Depois de décadas de pesquisas confusas e às vezes contraditórias (muito álcool faz mal, mas um pouco faz bem; alguns tipos de álcool são melhores para você do que outros; brincadeira, é tudo ruim), a imagem está ficando mais clara: mesmo pequenas quantidades de álcool podem ter consequências para a saúde.

Uma pesquisa publicada em novembro do ano passado revelou que, entre 2015 e 2019, o uso excessivo de álcool resultou em cerca de 140 mil mortes por ano nos Estados Unidos. Cerca de 40% dessas mortes tiveram causas agudas, como acidentes de carro, envenenamentos e homicídios.
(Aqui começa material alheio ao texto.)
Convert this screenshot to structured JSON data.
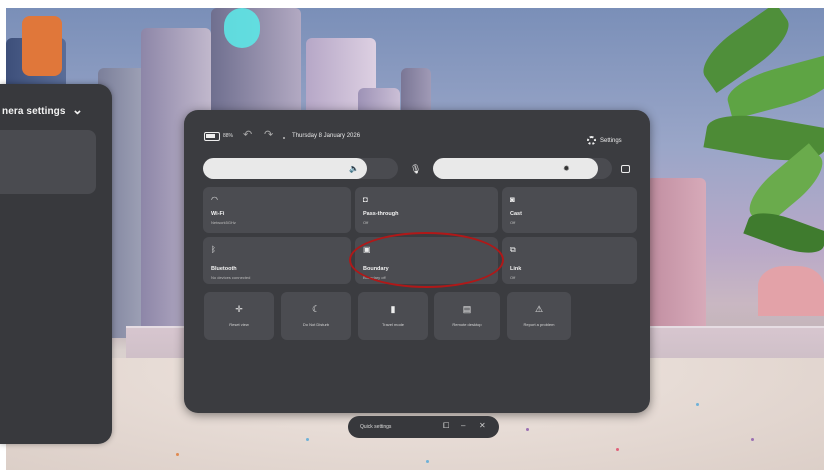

Mas a maioria foi causada por doenças crónicas atribuídas ao álcool, como doenças hepáticas, câncer e doenças cardíacas.

Quando os especialistas falam sobre as terríveis consequências para a saúde associadas ao uso excessivo de álcool, as pessoas muitas vezes presumem que se trata de indivíduos que sofrem de transtorno por uso de álcool. Mas os riscos para a saúde decorrentes do consumo de álcool também podem advir do consumo moderado.

“O risco começa a subir bem abaixo dos níveis em que as pessoas pensariam: ‘Ah, essa pessoa tem um problema com álcool’”, disse o Dr. Tim Naimi, diretor do Instituto Canadense de Pesquisa sobre Uso de Substâncias da Universidade de Victoria. “O álcool é prejudicial à saúde começando em níveis muito baixos.

Como posso saber se estou bebendo demais?

“Uso excessivo de álcool” significa tecnicamente qualquer coisa acima dos limites diários recomendados pelas Diretrizes Dietéticas dos EUA. Isso significa mais de dois drinques por dia para homens e mais de um drinque por dia para mulheres.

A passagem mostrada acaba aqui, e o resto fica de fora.